MorningWord 7/16/13: SO here is one for you, if U.S. equities are going to continue to make new highs, and perhaps realize the targets of many Wall Street strategists well above 1700 in the SPX, would you rather continue to own (or buy) AMZN, GOOG, PCLN making new all time highs up an eye popping 22%, 30% & 46% respectively ytd, or take a shot on some tech laggards, high quality companies that have yet to join the party like AAPL, FB or ORCL, down 19%, 1% and 4% respectively on the year??
For traders this is an age old debate, buy strength in a raging bull market, stick with what has worked, and/or dabble a bit in what should work if the rally truly as legs, as it will need to broaden out. I guess if I were a long only investor, and had some fabulous gains in single names on the year as the market is once again making new highs, I would probably be looking to take some chips off of the table and use some of the profits from winners to try to catch the next wave of the rally, if in fact it did come.
Which leads me to market breadth – it is pretty good, as the chart of Bloomberg’s index of NYSE New Highs minus New Lows shows below, we are quickly approaching the previous highs of the year. My sense is that for the rally to continue we will need to see some participation by some large cap laggards, the things that got us here can’t continue to do a lot of the heavy lifting.
So if we were playing, Would You Rather?, I’d probably be more inclined to play some of the tech laggards with trailing stops than dive into or remain long the fabulous performers that have gone parabolic.

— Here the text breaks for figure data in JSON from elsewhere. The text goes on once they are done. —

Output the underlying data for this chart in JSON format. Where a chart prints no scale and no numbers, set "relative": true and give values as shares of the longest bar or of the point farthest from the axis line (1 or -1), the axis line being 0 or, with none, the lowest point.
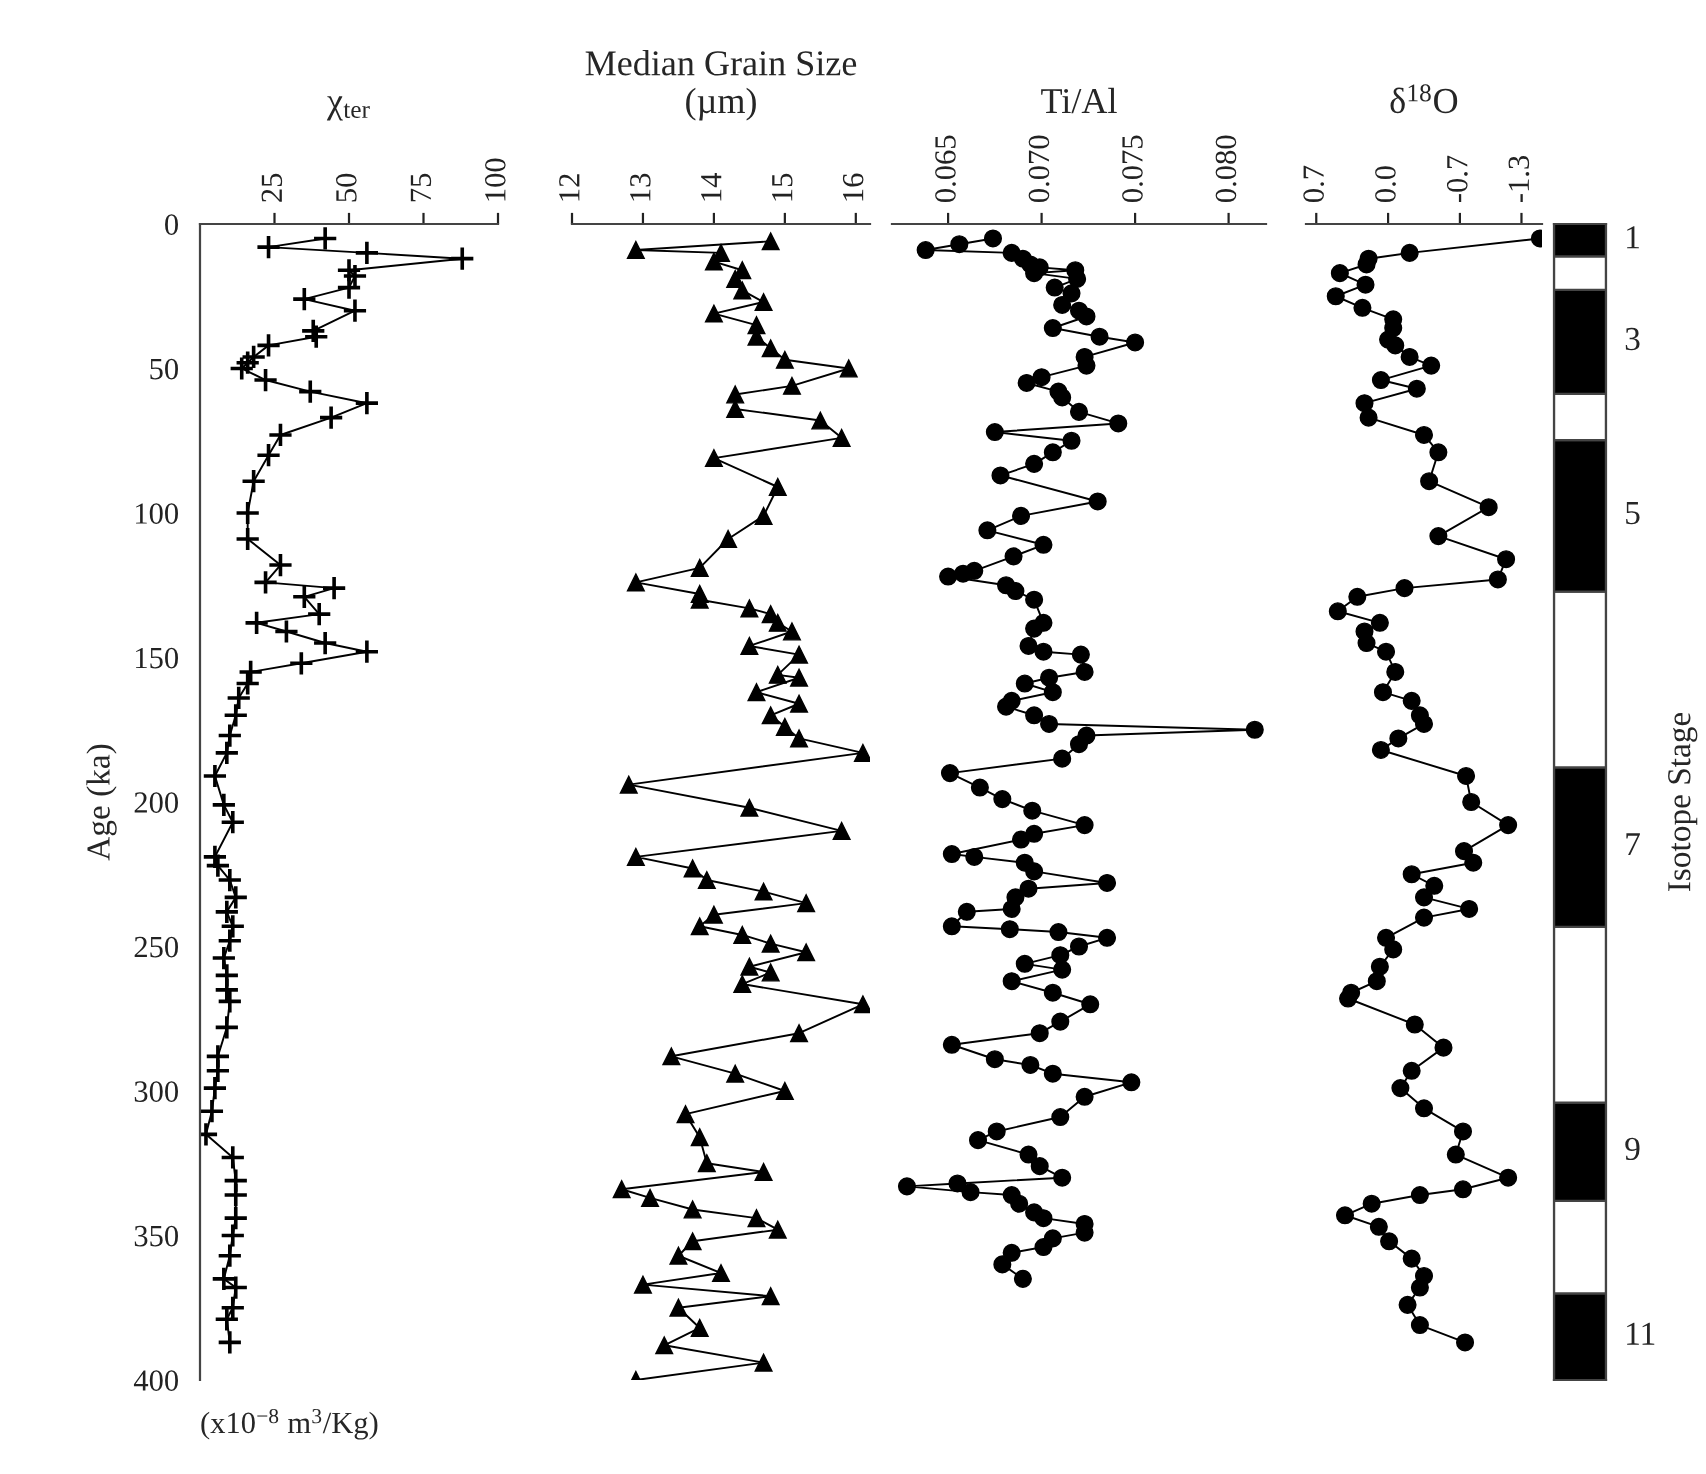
{
  "chart_data": [
    {
      "type": "line",
      "title": "χ$_{ter}$",
      "xlabel": "(x10$^{−8}$ m$^{3}$/Kg)",
      "ylabel": "Age (ka)",
      "marker": "cross",
      "grid": false,
      "xlim": [
        0,
        100
      ],
      "xticks": [
        25,
        50,
        75,
        100
      ],
      "ylim": [
        400,
        0
      ],
      "yticks": [
        0,
        50,
        100,
        150,
        200,
        250,
        300,
        350,
        400
      ],
      "series": [
        {
          "color": "#000000",
          "x": [
            42,
            23,
            56,
            88,
            50,
            52,
            50,
            35,
            52,
            38,
            39,
            23,
            18,
            16,
            14,
            22,
            37,
            56,
            44,
            27,
            23,
            18,
            16,
            16,
            27,
            22,
            45,
            35,
            40,
            19,
            29,
            42,
            56,
            34,
            17,
            16,
            13,
            12,
            10,
            9,
            5,
            8,
            11,
            5,
            6,
            10,
            12,
            9,
            11,
            10,
            8,
            9,
            9,
            10,
            9,
            6,
            6,
            5,
            4,
            2,
            11,
            12,
            12,
            12,
            11,
            10,
            8,
            12,
            11,
            9,
            10
          ],
          "values": [
            5,
            8,
            10,
            12,
            16,
            18,
            22,
            26,
            30,
            37,
            39,
            42,
            46,
            48,
            50,
            54,
            58,
            62,
            67,
            73,
            80,
            89,
            100,
            109,
            118,
            124,
            126,
            129,
            135,
            138,
            141,
            145,
            148,
            152,
            155,
            159,
            164,
            170,
            177,
            183,
            191,
            201,
            207,
            219,
            222,
            227,
            233,
            238,
            243,
            248,
            254,
            260,
            265,
            269,
            278,
            288,
            293,
            299,
            307,
            315,
            323,
            331,
            336,
            344,
            350,
            357,
            365,
            368,
            375,
            379,
            387
          ]
        }
      ]
    },
    {
      "type": "line",
      "title": "Median Grain Size\n(µm)",
      "marker": "triangle",
      "grid": false,
      "tick_labels": "x",
      "xlim": [
        12,
        16.2
      ],
      "xticks": [
        12,
        13,
        14,
        15,
        16
      ],
      "ylim": [
        400,
        0
      ],
      "series": [
        {
          "color": "#000000",
          "x": [
            14.8,
            12.9,
            14.1,
            14.0,
            14.4,
            14.3,
            14.4,
            14.7,
            14.0,
            14.6,
            14.6,
            14.8,
            15.0,
            15.9,
            15.1,
            14.3,
            14.3,
            15.5,
            15.8,
            14.0,
            14.9,
            14.7,
            14.2,
            13.8,
            12.9,
            13.8,
            13.8,
            14.5,
            14.8,
            14.9,
            15.1,
            14.5,
            15.2,
            14.9,
            15.2,
            14.6,
            15.2,
            14.8,
            15.0,
            15.2,
            16.1,
            12.8,
            14.5,
            15.8,
            12.9,
            13.7,
            13.9,
            14.7,
            15.3,
            14.0,
            13.8,
            14.4,
            14.8,
            15.3,
            14.5,
            14.8,
            14.4,
            16.1,
            15.2,
            13.4,
            14.3,
            15.0,
            13.6,
            13.8,
            13.9,
            14.7,
            12.7,
            13.1,
            13.7,
            14.6,
            14.9,
            13.7,
            13.5,
            14.1,
            13.0,
            14.8,
            13.5,
            13.8,
            13.3,
            14.7,
            12.9
          ],
          "values": [
            6,
            9,
            10,
            13,
            16,
            19,
            23,
            27,
            31,
            35,
            39,
            43,
            47,
            50,
            56,
            59,
            64,
            68,
            74,
            81,
            91,
            101,
            109,
            119,
            124,
            128,
            130,
            133,
            135,
            138,
            141,
            146,
            149,
            156,
            157,
            162,
            166,
            170,
            174,
            178,
            183,
            194,
            202,
            210,
            219,
            223,
            227,
            231,
            235,
            239,
            243,
            246,
            249,
            252,
            257,
            259,
            263,
            270,
            280,
            288,
            294,
            300,
            308,
            316,
            325,
            328,
            334,
            337,
            341,
            344,
            348,
            352,
            357,
            363,
            367,
            371,
            375,
            382,
            388,
            394,
            400
          ]
        }
      ]
    },
    {
      "type": "line",
      "title": "Ti/Al",
      "marker": "circle",
      "grid": false,
      "tick_labels": "x",
      "xlim": [
        0.062,
        0.082
      ],
      "xticks": [
        0.065,
        {
          "value": 0.07,
          "label": "0.070"
        },
        0.075,
        {
          "value": 0.08,
          "label": "0.080"
        }
      ],
      "ylim": [
        400,
        0
      ],
      "series": [
        {
          "color": "#000000",
          "x": [
            0.0674,
            0.0656,
            0.0638,
            0.0684,
            0.069,
            0.0694,
            0.0699,
            0.0718,
            0.0696,
            0.0719,
            0.0707,
            0.0716,
            0.0711,
            0.072,
            0.0724,
            0.0706,
            0.0731,
            0.075,
            0.0723,
            0.0724,
            0.07,
            0.0692,
            0.0709,
            0.0711,
            0.072,
            0.0741,
            0.0675,
            0.0716,
            0.0706,
            0.0696,
            0.0678,
            0.073,
            0.0689,
            0.0671,
            0.0701,
            0.0685,
            0.0664,
            0.0658,
            0.065,
            0.0681,
            0.0686,
            0.0696,
            0.0701,
            0.0696,
            0.0693,
            0.0701,
            0.0721,
            0.0723,
            0.0704,
            0.0691,
            0.0706,
            0.0684,
            0.0681,
            0.0696,
            0.0704,
            0.0814,
            0.0724,
            0.072,
            0.0711,
            0.0651,
            0.0667,
            0.0679,
            0.0695,
            0.0723,
            0.0696,
            0.0689,
            0.0652,
            0.0664,
            0.0691,
            0.0696,
            0.0735,
            0.0693,
            0.0686,
            0.0684,
            0.066,
            0.0652,
            0.0683,
            0.0709,
            0.0735,
            0.072,
            0.071,
            0.0691,
            0.0711,
            0.0684,
            0.0706,
            0.0726,
            0.071,
            0.0699,
            0.0652,
            0.0675,
            0.0694,
            0.0706,
            0.0748,
            0.0723,
            0.071,
            0.0676,
            0.0666,
            0.0693,
            0.0699,
            0.0711,
            0.0655,
            0.0628,
            0.0662,
            0.0684,
            0.0688,
            0.0696,
            0.0701,
            0.0723,
            0.0723,
            0.0706,
            0.0701,
            0.0684,
            0.0679,
            0.069
          ],
          "values": [
            5,
            7,
            9,
            10,
            12,
            14,
            15,
            16,
            17,
            19,
            22,
            24,
            28,
            30,
            32,
            36,
            39,
            41,
            46,
            49,
            53,
            55,
            58,
            60,
            65,
            69,
            72,
            75,
            79,
            83,
            87,
            96,
            101,
            106,
            111,
            115,
            120,
            121,
            122,
            125,
            127,
            130,
            138,
            140,
            146,
            148,
            149,
            155,
            157,
            159,
            162,
            165,
            167,
            170,
            173,
            175,
            177,
            180,
            185,
            190,
            195,
            199,
            203,
            208,
            211,
            213,
            218,
            219,
            221,
            224,
            228,
            230,
            233,
            237,
            238,
            243,
            244,
            245,
            247,
            250,
            253,
            256,
            258,
            262,
            266,
            270,
            276,
            280,
            284,
            289,
            291,
            294,
            297,
            302,
            309,
            314,
            317,
            322,
            326,
            330,
            332,
            333,
            335,
            336,
            339,
            342,
            344,
            346,
            349,
            351,
            354,
            356,
            360,
            365
          ]
        }
      ]
    },
    {
      "type": "line",
      "title": "δ$^{18}$O",
      "marker": "circle",
      "grid": false,
      "tick_labels": "x",
      "xlim": [
        0.8,
        -1.5
      ],
      "xticks": [
        0.7,
        {
          "value": 0,
          "label": "0.0"
        },
        -0.7,
        -1.3
      ],
      "ylim": [
        400,
        0
      ],
      "series": [
        {
          "color": "#000000",
          "x": [
            -1.48,
            -0.21,
            0.19,
            0.21,
            0.47,
            0.22,
            0.51,
            0.25,
            -0.05,
            -0.05,
            0.0,
            -0.07,
            -0.21,
            -0.42,
            0.07,
            -0.28,
            0.23,
            0.19,
            -0.35,
            -0.49,
            -0.4,
            -0.98,
            -0.49,
            -1.15,
            -1.07,
            -0.16,
            0.3,
            0.49,
            0.08,
            0.23,
            0.21,
            0.02,
            -0.07,
            0.05,
            -0.23,
            -0.31,
            -0.35,
            -0.1,
            0.07,
            -0.76,
            -0.81,
            -1.17,
            -0.74,
            -0.83,
            -0.23,
            -0.45,
            -0.35,
            -0.79,
            -0.35,
            0.02,
            -0.05,
            0.08,
            0.11,
            0.36,
            0.39,
            -0.26,
            -0.54,
            -0.23,
            -0.12,
            -0.35,
            -0.73,
            -0.66,
            -1.17,
            -0.73,
            -0.31,
            0.16,
            0.42,
            0.09,
            -0.01,
            -0.23,
            -0.35,
            -0.31,
            -0.19,
            -0.31,
            -0.75
          ],
          "values": [
            5,
            10,
            12,
            14,
            17,
            21,
            25,
            29,
            33,
            36,
            40,
            42,
            46,
            49,
            54,
            57,
            62,
            67,
            73,
            79,
            89,
            98,
            108,
            116,
            123,
            126,
            129,
            134,
            138,
            141,
            145,
            148,
            155,
            162,
            165,
            170,
            173,
            178,
            182,
            191,
            200,
            208,
            217,
            221,
            225,
            229,
            233,
            237,
            240,
            247,
            251,
            257,
            262,
            266,
            268,
            277,
            285,
            293,
            299,
            306,
            314,
            322,
            330,
            334,
            336,
            339,
            343,
            347,
            352,
            358,
            364,
            368,
            374,
            381,
            387
          ]
        }
      ]
    },
    {
      "type": "bar",
      "stacked": true,
      "relative": true,
      "ylabel": "Isotope Stage",
      "categories": [
        null
      ],
      "series": [
        {
          "name": "11",
          "color": "#000000",
          "values": [
            0.075
          ]
        },
        {
          "color": "#ffffff",
          "values": [
            0.08
          ]
        },
        {
          "name": "9",
          "color": "#000000",
          "values": [
            0.085
          ]
        },
        {
          "color": "#ffffff",
          "values": [
            0.152
          ]
        },
        {
          "name": "7",
          "color": "#000000",
          "values": [
            0.138
          ]
        },
        {
          "color": "#ffffff",
          "values": [
            0.152
          ]
        },
        {
          "name": "5",
          "color": "#000000",
          "values": [
            0.131
          ]
        },
        {
          "color": "#ffffff",
          "values": [
            0.04
          ]
        },
        {
          "name": "3",
          "color": "#000000",
          "values": [
            0.09
          ]
        },
        {
          "color": "#ffffff",
          "values": [
            0.029
          ]
        },
        {
          "name": "1",
          "color": "#000000",
          "values": [
            0.028
          ]
        }
      ]
    }
  ]
}
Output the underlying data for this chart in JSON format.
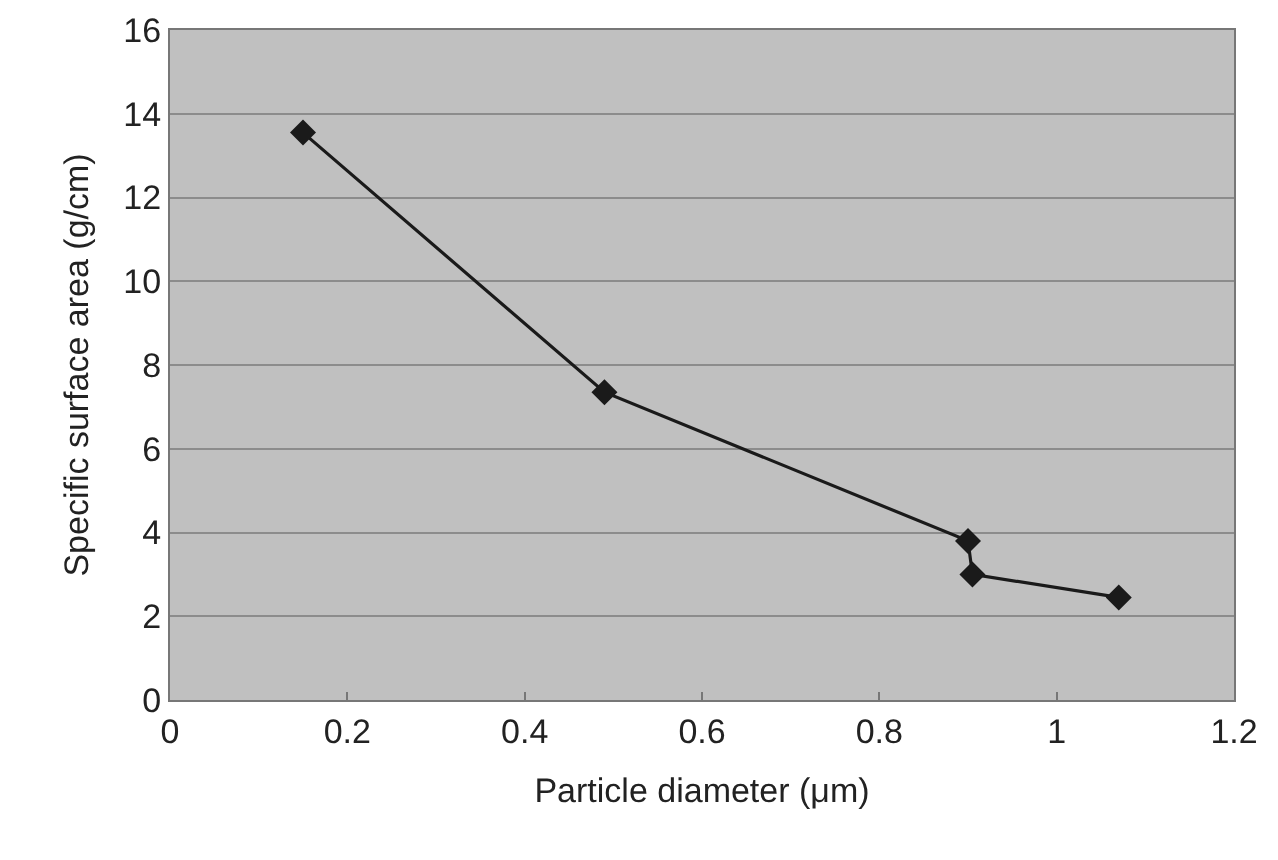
{
  "chart_data": {
    "type": "line",
    "xlabel": "Particle diameter (μm)",
    "ylabel": "Specific surface area (g/cm)",
    "x": [
      0.15,
      0.49,
      0.9,
      0.905,
      1.07
    ],
    "series": [
      {
        "color": "#1a1a1a",
        "values": [
          13.55,
          7.35,
          3.8,
          3.0,
          2.45
        ]
      }
    ],
    "xlim": [
      0,
      1.2
    ],
    "xticks": [
      0,
      0.2,
      0.4,
      0.6,
      0.8,
      1,
      1.2
    ],
    "ylim": [
      0,
      16
    ],
    "yticks": [
      0,
      2,
      4,
      6,
      8,
      10,
      12,
      14,
      16
    ],
    "grid": "y",
    "marker": "diamond",
    "line_style": "solid"
  }
}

Yesterday in this space I highlighted some recent breakouts to new highs in single names, some that did so successfully (HD & JNJ) and some that were rejected (BA & UPS). The fact of the matter is that the breakout is one of the most powerful technical patterns that exist and in momentum markets (like we are in) you are supposed to play them until they stop working. Case in point, everyone wants to hate AMZN’s profitability (including me at times), yet the stock has steadily built steam all year for its recent break to new highs:
I guess not too different a comparison in the last 9 months would be AAPL, a company where most people love the company and the products (like AMZN customers) but have been particularly negative on the stock (me included). What’s amazing about AAPL of late is that we barely even talk about it, the fever has broken and the sentiment regarding the company’s products has gotten so bad that maybe, just maybe, the stock is setting up for its own breakout (albeit not to new highs, they won’t come for years, if ever). The one year chart below shows the stock consolidating below the 50 and the 100 day moving average, but with the ovbious level of $450 as serious near term resistance:
While the technical set up is intriguing for traders, the resolution of this chart will come from the fundamentals and good old fashioned sentiment. Next week AAPL will report fiscal Q3 earnings and analysts expect earnings to decline a whopping 22% year over year……so expectations aren’t exactly high, but what will the fall bring in front of what should be an iPhone refresh? AAPL is a tricky one here and we will spend more time on it in front of the earnings event, but if it were my money, I’d rather be dipping my toe in AAPL within 10% of the multi-year lows, than continuing to ride or put new money in AMZN at all time highs.